Commty Mntl Hlth Ctr v. Social Sec Admin
Commty Mntl Hlth Ctr v. Social Sec Admin
Opinion
United States Court of Appeals Fifth Circuit F I L E D February 17, 2004 UNITED STATES COURT OF APPEALS FOR THE FIFTH CIRCUIT Charles R. Fulbruge III Clerk __________________ No. 03-30294 __________________ COMMUNITY MENTAL HEALTH CENTER OF ALEXANDRIA; COMMUNITY MENTAL HEALTH CENTER OF MONROE; COMMUNITY MENTAL HEALTH CENTER OF BATON ROUGE Plaintiffs-Appellants, versus SOCIAL SECURITY ADMINISTRATION, Defendant-Appellee.
_________________________ Appeal from the United States District Court for the Eastern District of Louisiana (01-CV-1791-A) _________________________
Before EMILIO M. GARZA, DeMOSS and CLEMENT, Circuit Judges.
PER CURIAM:* Three Community Mental Health Centers (“CMHCs”) applied for participation in the Medicare program in late 1995 and early 1996. On their application, the CMHCs requested that the Center for Medicare and Medicaid Services (“CMS”) classify them as “provider-based” participants
* Pursuant to 5TH CIR. R. 47.5, the Court has determined that this opinion should not be published and is not precedent except under the limited circumstances set forth in 5TH CIR. R. 47.5.4. for reimbursement purposes. The CMS mistakenly classified the CMHCs as “free standing” participants. The error was later corrected, but the CMS refused to apply the correction retroactively.
The CMHCs appealed to the Department of Health and Human Services Departmental Appeals Board (“DAB”). The DAB dismissed the appeal for lack of jurisdiction on the grounds that the dispute did not involve an appealable “initial determination” pursuant to 42 C.F.R. § 498.3. The DAB Appellate Division and the District Court for the Eastern District of Louisiana affirmed. The CMHCs timely appealed to this Court.

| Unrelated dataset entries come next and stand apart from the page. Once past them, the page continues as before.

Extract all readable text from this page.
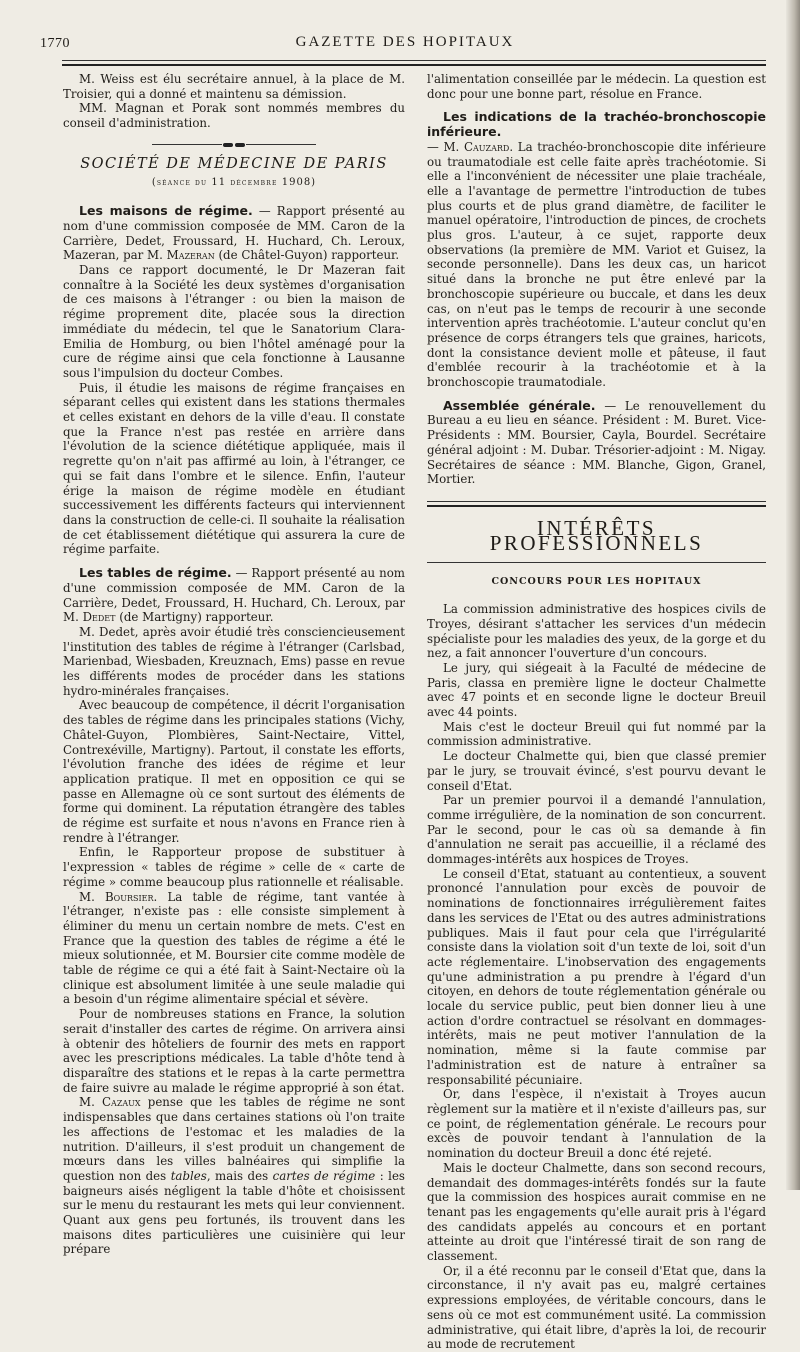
1770	GAZETTE DES HOPITAUX

M. Weiss est élu secrétaire annuel, à la place de M. Troisier, qui a donné et maintenu sa démission.

MM. Magnan et Porak sont nommés membres du conseil d'administration.

SOCIÉTÉ DE MÉDECINE DE PARIS
(séance du 11 décembre 1908)

Les maisons de régime. — Rapport présenté au nom d'une commission composée de MM. Caron de la Carrière, Dedet, Froussard, H. Huchard, Ch. Leroux, Mazeran, par M. Mazeran (de Châtel-Guyon) rapporteur.

Dans ce rapport documenté, le Dr Mazeran fait connaître à la Société les deux systèmes d'organisation de ces maisons à l'étranger : ou bien la maison de régime proprement dite, placée sous la direction immédiate du médecin, tel que le Sanatorium Clara-Emilia de Homburg, ou bien l'hôtel aménagé pour la cure de régime ainsi que cela fonctionne à Lausanne sous l'impulsion du docteur Combes.

Puis, il étudie les maisons de régime françaises en séparant celles qui existent dans les stations thermales et celles existant en dehors de la ville d'eau. Il constate que la France n'est pas restée en arrière dans l'évolution de la science diététique appliquée, mais il regrette qu'on n'ait pas affirmé au loin, à l'étranger, ce qui se fait dans l'ombre et le silence. Enfin, l'auteur érige la maison de régime modèle en étudiant successivement les différents facteurs qui interviennent dans la construction de celle-ci. Il souhaite la réalisation de cet établissement diététique qui assurera la cure de régime parfaite.

Les tables de régime. — Rapport présenté au nom d'une commission composée de MM. Caron de la Carrière, Dedet, Froussard, H. Huchard, Ch. Leroux, par M. Dedet (de Martigny) rapporteur.

M. Dedet, après avoir étudié très consciencieusement l'institution des tables de régime à l'étranger (Carlsbad, Marienbad, Wiesbaden, Kreuznach, Ems) passe en revue les différents modes de procéder dans les stations hydro-minérales françaises.

Avec beaucoup de compétence, il décrit l'organisation des tables de régime dans les principales stations (Vichy, Châtel-Guyon, Plombières, Saint-Nectaire, Vittel, Contrexéville, Martigny). Partout, il constate les efforts, l'évolution franche des idées de régime et leur application pratique. Il met en opposition ce qui se passe en Allemagne où ce sont surtout des éléments de forme qui dominent. La réputation étrangère des tables de régime est surfaite et nous n'avons en France rien à rendre à l'étranger.

Enfin, le Rapporteur propose de substituer à l'expression « tables de régime » celle de « carte de régime » comme beaucoup plus rationnelle et réalisable.

M. Boursier. La table de régime, tant vantée à l'étranger, n'existe pas : elle consiste simplement à éliminer du menu un certain nombre de mets. C'est en France que la question des tables de régime a été le mieux solutionnée, et M. Boursier cite comme modèle de table de régime ce qui a été fait à Saint-Nectaire où la clinique est absolument limitée à une seule maladie qui a besoin d'un régime alimentaire spécial et sévère.

Pour de nombreuses stations en France, la solution serait d'installer des cartes de régime. On arrivera ainsi à obtenir des hôteliers de fournir des mets en rapport avec les prescriptions médicales. La table d'hôte tend à disparaître des stations et le repas à la carte permettra de faire suivre au malade le régime approprié à son état.

M. Cazaux pense que les tables de régime ne sont indispensables que dans certaines stations où l'on traite les affections de l'estomac et les maladies de la nutrition. D'ailleurs, il s'est produit un changement de mœurs dans les villes balnéaires qui simplifie la question non des tables, mais des cartes de régime : les baigneurs aisés négligent la table d'hôte et choisissent sur le menu du restaurant les mets qui leur conviennent. Quant aux gens peu fortunés, ils trouvent dans les maisons dites particulières une cuisinière qui leur prépare

l'alimentation conseillée par le médecin. La question est donc pour une bonne part, résolue en France.

Les indications de la trachéo-bronchoscopie inférieure.
— M. Cauzard. La trachéo-bronchoscopie dite inférieure ou traumatodiale est celle faite après trachéotomie. Si elle a l'inconvénient de nécessiter une plaie trachéale, elle a l'avantage de permettre l'introduction de tubes plus courts et de plus grand diamètre, de faciliter le manuel opératoire, l'introduction de pinces, de crochets plus gros. L'auteur, à ce sujet, rapporte deux observations (la première de MM. Variot et Guisez, la seconde personnelle). Dans les deux cas, un haricot situé dans la bronche ne put être enlevé par la bronchoscopie supérieure ou buccale, et dans les deux cas, on n'eut pas le temps de recourir à une seconde intervention après trachéotomie. L'auteur conclut qu'en présence de corps étrangers tels que graines, haricots, dont la consistance devient molle et pâteuse, il faut d'emblée recourir à la trachéotomie et à la bronchoscopie traumatodiale.

Assemblée générale. — Le renouvellement du Bureau a eu lieu en séance. Président : M. Buret. Vice-Présidents : MM. Boursier, Cayla, Bourdel. Secrétaire général adjoint : M. Dubar. Trésorier-adjoint : M. Nigay. Secrétaires de séance : MM. Blanche, Gigon, Granel, Mortier.

INTÉRÊTS PROFESSIONNELS
CONCOURS POUR LES HOPITAUX

La commission administrative des hospices civils de Troyes, désirant s'attacher les services d'un médecin spécialiste pour les maladies des yeux, de la gorge et du nez, a fait annoncer l'ouverture d'un concours.

Le jury, qui siégeait à la Faculté de médecine de Paris, classa en première ligne le docteur Chalmette avec 47 points et en seconde ligne le docteur Breuil avec 44 points.

Mais c'est le docteur Breuil qui fut nommé par la commission administrative.

Le docteur Chalmette qui, bien que classé premier par le jury, se trouvait évincé, s'est pourvu devant le conseil d'Etat.

Par un premier pourvoi il a demandé l'annulation, comme irrégulière, de la nomination de son concurrent. Par le second, pour le cas où sa demande à fin d'annulation ne serait pas accueillie, il a réclamé des dommages-intérêts aux hospices de Troyes.

Le conseil d'Etat, statuant au contentieux, a souvent prononcé l'annulation pour excès de pouvoir de nominations de fonctionnaires irrégulièrement faites dans les services de l'Etat ou des autres administrations publiques. Mais il faut pour cela que l'irrégularité consiste dans la violation soit d'un texte de loi, soit d'un acte réglementaire. L'inobservation des engagements qu'une administration a pu prendre à l'égard d'un citoyen, en dehors de toute réglementation générale ou locale du service public, peut bien donner lieu à une action d'ordre contractuel se résolvant en dommages-intérêts, mais ne peut motiver l'annulation de la nomination, même si la faute commise par l'administration est de nature à entraîner sa responsabilité pécuniaire.

Or, dans l'espèce, il n'existait à Troyes aucun règlement sur la matière et il n'existe d'ailleurs pas, sur ce point, de réglementation générale. Le recours pour excès de pouvoir tendant à l'annulation de la nomination du docteur Breuil a donc été rejeté.

Mais le docteur Chalmette, dans son second recours, demandait des dommages-intérêts fondés sur la faute que la commission des hospices aurait commise en ne tenant pas les engagements qu'elle aurait pris à l'égard des candidats appelés au concours et en portant atteinte au droit que l'intéressé tirait de son rang de classement.

Or, il a été reconnu par le conseil d'Etat que, dans la circonstance, il n'y avait pas eu, malgré certaines expressions employées, de véritable concours, dans le sens où ce mot est communément usité. La commission administrative, qui était libre, d'après la loi, de recourir au mode de recrutement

The CMHCs first contend that the CMS’s mistaken classification of the CMHCs as “free standing” Medicare participants was an appealable “initial determination.” The classification of the CMHCs as “free standing” only affected the CMHCs’ eligibility for Medicare reimbursements. At the time of the CMHCs’ claim, the Medicare regulations did not enumerate reimbursement classification disputes as appealable “initial determinations.” The classification of the CMHCs as “free standing” Medicare participants was thus not an appealable “initial determination.”
The CMHCs further assert that their procedural due process rights were violated because the DAB dismissed the case without considering an outcome-determinative issue. The CMHCs argue that the DAB should have considered whether the CMHCs’ application had been unilaterally altered by the CMS. Because this issue was wholly irrelevant to the DAB’s jurisdictional analysis, the DAB did not fail to consider an outcome-determinative issue.

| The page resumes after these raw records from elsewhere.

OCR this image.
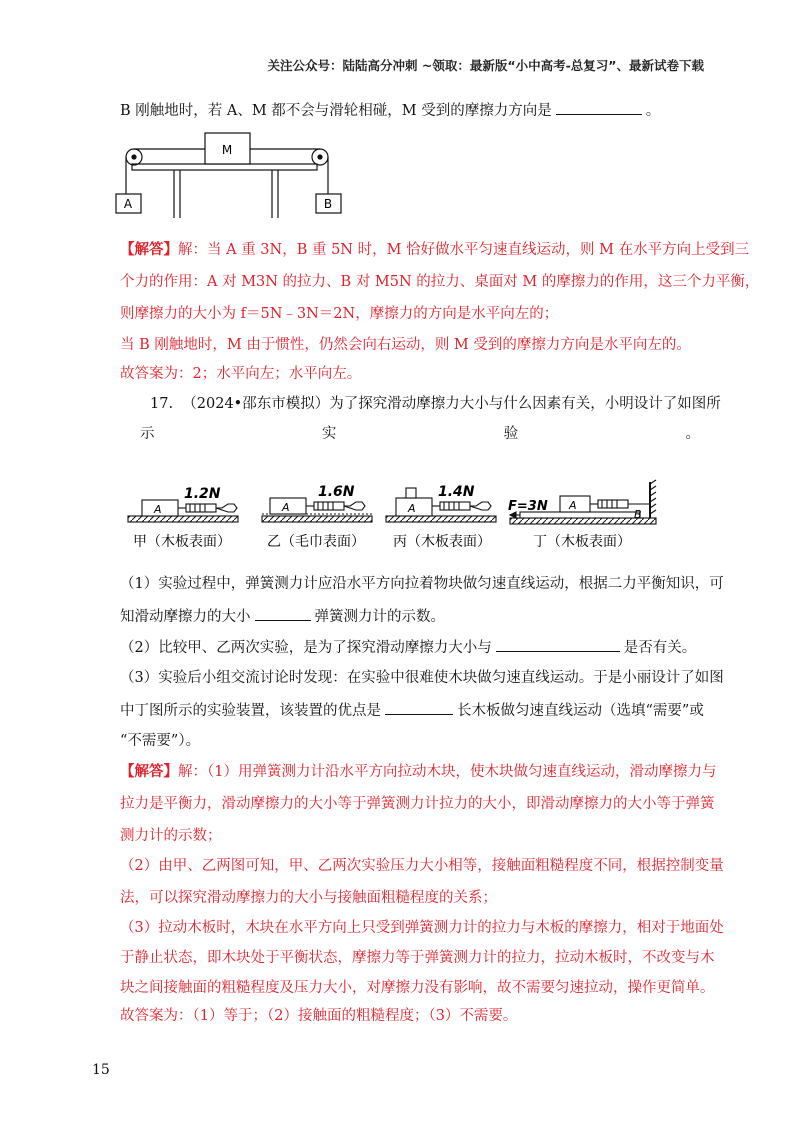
关注公众号：陆陆高分冲刺 ~领取：最新版“小中高考-总复习”、最新试卷下载
B 刚触地时，若 A、M 都不会与滑轮相碰，M 受到的摩擦力方向是	。
M
A	B
【解答】解：当 A 重 3N，B 重 5N 时，M 恰好做水平匀速直线运动，则 M 在水平方向上受到三
个力的作用：A 对 M3N 的拉力、B 对 M5N 的拉力、桌面对 M 的摩擦力的作用，这三个力平衡，
则摩擦力的大小为 f＝5N﹣3N＝2N，摩擦力的方向是水平向左的；
当 B 刚触地时，M 由于惯性，仍然会向右运动，则 M 受到的摩擦力方向是水平向左的。
故答案为：2；水平向左；水平向左。
17. （2024•邵东市模拟）为了探究滑动摩擦力大小与什么因素有关，小明设计了如图所
示	实	验	。
A
1.2N
A
1.6N
A
1.4N
F=3N A
B
甲（木板表面）	乙（毛巾表面） 丙（木板表面）	丁（木板表面）
（1）实验过程中，弹簧测力计应沿水平方向拉着物块做匀速直线运动，根据二力平衡知识，可
知滑动摩擦力的大小	弹簧测力计的示数。
（2）比较甲、乙两次实验，是为了探究滑动摩擦力大小与	是否有关。
（3）实验后小组交流讨论时发现：在实验中很难使木块做匀速直线运动。于是小丽设计了如图
中丁图所示的实验装置，该装置的优点是	长木板做匀速直线运动（选填“需要”或
“不需要”）。
【解答】解：（1）用弹簧测力计沿水平方向拉动木块，使木块做匀速直线运动，滑动摩擦力与
拉力是平衡力，滑动摩擦力的大小等于弹簧测力计拉力的大小，即滑动摩擦力的大小等于弹簧
测力计的示数；
（2）由甲、乙两图可知，甲、乙两次实验压力大小相等，接触面粗糙程度不同，根据控制变量
法，可以探究滑动摩擦力的大小与接触面粗糙程度的关系；
（3）拉动木板时，木块在水平方向上只受到弹簧测力计的拉力与木板的摩擦力，相对于地面处
于静止状态，即木块处于平衡状态，摩擦力等于弹簧测力计的拉力，拉动木板时，不改变与木
块之间接触面的粗糙程度及压力大小，对摩擦力没有影响，故不需要匀速拉动，操作更简单。
故答案为：（1）等于；（2）接触面的粗糙程度；（3）不需要。
15
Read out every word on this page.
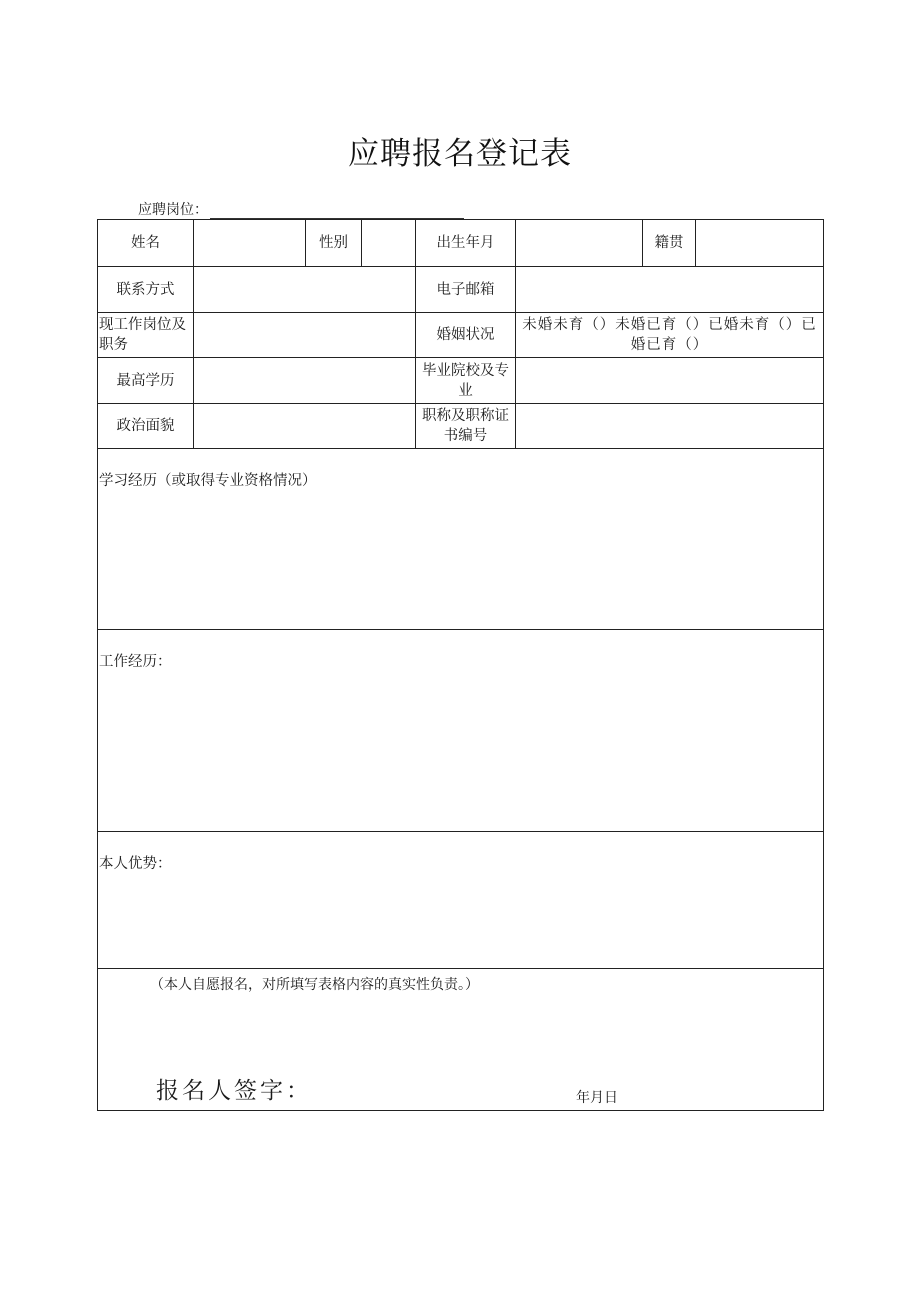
应聘报名登记表
应聘岗位：
姓名		性别		出生年月		籍贯	
联系方式				电子邮箱			
现工作岗位及职务				婚姻状况	未婚未育（）未婚已育（）已婚未育（）已婚已育（）		
最高学历				毕业院校及专业			
政治面貌				职称及职称证书编号			
学习经历（或取得专业资格情况）							
工作经历：							
本人优势：							

（本人自愿报名，对所填写表格内容的真实性负责。）
报名人签字： 年月日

The CMHCs finally argue that the DAB’s denial of jurisdiction was arbitrary and capricious since the DAB had previously exerted jurisdiction over two reimbursement classification disputes.
See Memorial Hosp. at Easton v. CMS, DAB CR 634, 1999 WL 1292903 (H.H.S. Dec. 16, 1999); Johns Hopkins Health Sys. v. CMS, DAB CR 598, 1999 WL 596463 (H.H.S. June 7, 1999). In those two cases, the DAB emphasized that parties on both sides had requested DAB review. In the matter sub judice, however, the CMS did not seek DAB review. The DAB’s denial of jurisdiction over the CMHCs’ dispute was not arbitrary and capricious because it did not contravene its earlier rulings.
For these reasons, the judgment of the district court is hereby AFFIRMED.